Açıklanan sebeplerle, ihtiyati tedbir talebine itirazın kabulüne karar verilmesi gerekirken reddine karar verilmesi doğru görülmemiş olup, davalı vekilinin istinaf başvurusunun kabulü ile, HMK’nın 353(1)-b-2 hükmü uyarınca mahkemece verilen kararın kaldırılarak yeniden esas hakkında aşağıdaki şekilde hüküm tesis edilmiştir.
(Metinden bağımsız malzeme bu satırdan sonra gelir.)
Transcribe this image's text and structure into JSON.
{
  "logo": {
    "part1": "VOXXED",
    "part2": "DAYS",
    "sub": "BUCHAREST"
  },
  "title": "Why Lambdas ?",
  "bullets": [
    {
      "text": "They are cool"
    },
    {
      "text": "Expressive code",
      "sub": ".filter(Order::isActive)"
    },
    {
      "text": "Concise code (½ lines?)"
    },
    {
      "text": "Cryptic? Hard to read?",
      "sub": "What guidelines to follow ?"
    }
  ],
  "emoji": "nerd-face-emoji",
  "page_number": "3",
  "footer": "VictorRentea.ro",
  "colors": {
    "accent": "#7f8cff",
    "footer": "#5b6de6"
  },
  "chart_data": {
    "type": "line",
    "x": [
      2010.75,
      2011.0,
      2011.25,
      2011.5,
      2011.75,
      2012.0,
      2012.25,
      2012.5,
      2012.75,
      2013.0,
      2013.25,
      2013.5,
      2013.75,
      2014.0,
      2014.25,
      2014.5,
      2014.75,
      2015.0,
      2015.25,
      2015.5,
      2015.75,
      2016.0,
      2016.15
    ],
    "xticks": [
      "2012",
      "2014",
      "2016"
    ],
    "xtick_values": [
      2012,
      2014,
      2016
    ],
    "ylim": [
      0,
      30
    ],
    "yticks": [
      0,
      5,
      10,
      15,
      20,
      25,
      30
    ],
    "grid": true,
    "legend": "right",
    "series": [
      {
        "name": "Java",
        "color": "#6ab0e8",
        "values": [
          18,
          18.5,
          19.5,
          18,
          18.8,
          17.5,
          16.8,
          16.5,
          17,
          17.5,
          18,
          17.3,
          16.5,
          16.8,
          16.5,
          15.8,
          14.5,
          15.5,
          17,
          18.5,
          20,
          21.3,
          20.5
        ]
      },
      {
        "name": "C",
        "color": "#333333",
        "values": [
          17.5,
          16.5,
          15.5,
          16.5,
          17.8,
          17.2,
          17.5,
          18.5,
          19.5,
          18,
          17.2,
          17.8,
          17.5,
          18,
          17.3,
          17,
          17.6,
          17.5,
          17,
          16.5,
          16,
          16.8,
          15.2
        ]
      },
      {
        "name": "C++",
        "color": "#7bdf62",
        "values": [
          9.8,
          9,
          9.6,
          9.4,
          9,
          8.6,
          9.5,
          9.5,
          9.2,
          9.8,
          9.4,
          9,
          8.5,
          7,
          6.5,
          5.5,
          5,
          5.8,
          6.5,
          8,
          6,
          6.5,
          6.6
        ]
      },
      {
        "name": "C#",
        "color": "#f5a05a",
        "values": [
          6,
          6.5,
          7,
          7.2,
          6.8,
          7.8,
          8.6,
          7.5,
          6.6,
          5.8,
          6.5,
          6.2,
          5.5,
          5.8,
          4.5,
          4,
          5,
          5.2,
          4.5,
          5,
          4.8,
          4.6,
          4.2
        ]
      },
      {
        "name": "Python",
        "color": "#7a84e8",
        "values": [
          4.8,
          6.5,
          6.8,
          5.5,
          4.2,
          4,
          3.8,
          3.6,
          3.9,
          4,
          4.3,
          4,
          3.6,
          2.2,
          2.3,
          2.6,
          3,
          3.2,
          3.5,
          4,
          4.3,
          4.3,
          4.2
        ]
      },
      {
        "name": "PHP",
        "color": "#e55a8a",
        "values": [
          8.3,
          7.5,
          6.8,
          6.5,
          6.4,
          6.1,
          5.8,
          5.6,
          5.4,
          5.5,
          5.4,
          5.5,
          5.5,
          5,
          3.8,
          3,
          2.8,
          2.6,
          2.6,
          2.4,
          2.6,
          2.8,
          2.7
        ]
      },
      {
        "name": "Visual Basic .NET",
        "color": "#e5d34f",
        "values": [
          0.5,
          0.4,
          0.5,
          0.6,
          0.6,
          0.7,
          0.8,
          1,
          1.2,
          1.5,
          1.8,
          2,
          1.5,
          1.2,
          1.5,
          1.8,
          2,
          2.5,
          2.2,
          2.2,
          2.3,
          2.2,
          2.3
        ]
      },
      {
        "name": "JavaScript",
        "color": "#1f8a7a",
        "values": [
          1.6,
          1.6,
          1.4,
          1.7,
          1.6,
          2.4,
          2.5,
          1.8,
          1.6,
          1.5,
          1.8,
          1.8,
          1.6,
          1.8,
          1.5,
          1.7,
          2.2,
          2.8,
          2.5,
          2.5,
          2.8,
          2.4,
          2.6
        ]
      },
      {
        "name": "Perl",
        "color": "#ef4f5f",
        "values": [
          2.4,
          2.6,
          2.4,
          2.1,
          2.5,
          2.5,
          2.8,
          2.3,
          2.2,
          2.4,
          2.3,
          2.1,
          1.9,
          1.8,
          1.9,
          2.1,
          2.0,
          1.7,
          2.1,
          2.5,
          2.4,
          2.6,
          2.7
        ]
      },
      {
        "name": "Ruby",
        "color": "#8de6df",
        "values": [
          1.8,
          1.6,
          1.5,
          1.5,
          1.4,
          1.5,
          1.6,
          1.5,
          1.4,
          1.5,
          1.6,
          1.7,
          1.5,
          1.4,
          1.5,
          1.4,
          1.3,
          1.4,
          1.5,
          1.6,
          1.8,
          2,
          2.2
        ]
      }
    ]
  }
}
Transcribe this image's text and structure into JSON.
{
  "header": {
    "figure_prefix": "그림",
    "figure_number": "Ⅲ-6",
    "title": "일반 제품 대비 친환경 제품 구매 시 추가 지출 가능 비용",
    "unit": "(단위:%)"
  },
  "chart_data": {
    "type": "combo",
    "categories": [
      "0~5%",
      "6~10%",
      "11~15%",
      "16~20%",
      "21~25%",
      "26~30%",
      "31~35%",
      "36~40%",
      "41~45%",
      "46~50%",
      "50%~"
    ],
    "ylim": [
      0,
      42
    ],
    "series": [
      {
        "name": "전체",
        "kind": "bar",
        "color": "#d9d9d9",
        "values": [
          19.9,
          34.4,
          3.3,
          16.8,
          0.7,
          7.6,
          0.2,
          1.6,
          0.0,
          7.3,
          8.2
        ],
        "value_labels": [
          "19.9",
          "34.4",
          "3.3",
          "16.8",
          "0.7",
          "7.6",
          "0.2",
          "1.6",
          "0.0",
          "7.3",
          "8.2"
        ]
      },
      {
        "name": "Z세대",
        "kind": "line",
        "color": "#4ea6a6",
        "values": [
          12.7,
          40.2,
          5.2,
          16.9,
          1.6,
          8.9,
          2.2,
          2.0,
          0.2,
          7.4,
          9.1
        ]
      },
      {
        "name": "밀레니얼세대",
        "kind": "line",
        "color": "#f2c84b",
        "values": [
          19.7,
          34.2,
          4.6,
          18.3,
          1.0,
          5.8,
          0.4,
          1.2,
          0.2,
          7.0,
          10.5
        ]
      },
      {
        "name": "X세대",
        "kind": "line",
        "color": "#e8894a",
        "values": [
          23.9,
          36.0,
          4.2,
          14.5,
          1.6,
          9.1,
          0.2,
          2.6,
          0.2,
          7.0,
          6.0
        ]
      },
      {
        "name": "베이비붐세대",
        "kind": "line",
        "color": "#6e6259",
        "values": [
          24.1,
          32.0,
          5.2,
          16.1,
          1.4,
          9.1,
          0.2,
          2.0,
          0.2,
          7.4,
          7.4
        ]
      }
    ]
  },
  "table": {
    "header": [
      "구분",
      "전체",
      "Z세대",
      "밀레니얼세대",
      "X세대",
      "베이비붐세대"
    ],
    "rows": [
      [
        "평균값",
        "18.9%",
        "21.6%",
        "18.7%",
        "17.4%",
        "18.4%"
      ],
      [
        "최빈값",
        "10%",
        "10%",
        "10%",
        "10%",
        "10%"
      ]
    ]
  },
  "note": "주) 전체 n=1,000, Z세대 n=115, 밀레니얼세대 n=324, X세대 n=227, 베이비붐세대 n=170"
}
HÜKÜM : Yukarıda açıklanan nedenlerle;
I-Davalı vekilinin istinaf isteminin KABULÜNE, İlk Derece Mahkemesinin yukarıda anılan 25/10/2022 tarihli ara kararının KALDIRILMASINA,
II-KALDIRILIP DÜZELTİLEN HÜKMÜN YERİNE GEÇMEK ÜZERE;
1-Davalı vekilinin ihtiyati tedbirin kaldırılması yönündeki İTİRAZININ KABULÜ İLE, Erzurum Asliye Ticaret Mahkemesi’nin 19/09/2022 tarihli ve 2022/96 Esas sayılı ihtiyati tedbir kararının kaldırılmasına,” şeklinde yeniden HÜKÜM TESİSİNE,
III-Davalı vekili tarafından istinaf kanun yolu başvurusu sırasında yatırılan istinaf karar harcının talep halinde iadesine,
IV-İstinaf başvurusu aşamasında davalı tarafından yapılan yargılama giderlerinin mahkemesince verilecek nihai kararla hüküm altına alınmasına,
V-İstinaf incelemesi duruşmasız yapıldığından vekalet ücretine hükmedilmesine yer olmadığına,
VI-Kararın tebliği, kesinleştirmesi, harç ikmali/iadesi ve gider avansı iadesi işlemlerinin yerel mahkemece yerine getirilmesine,
Dosya üzerinden yapılan inceleme neticesinde HMK’nın 362/(1)-f maddesi uyarınca kesin olmak üzere …………………….tarihinde oy birliği ile karar verildi.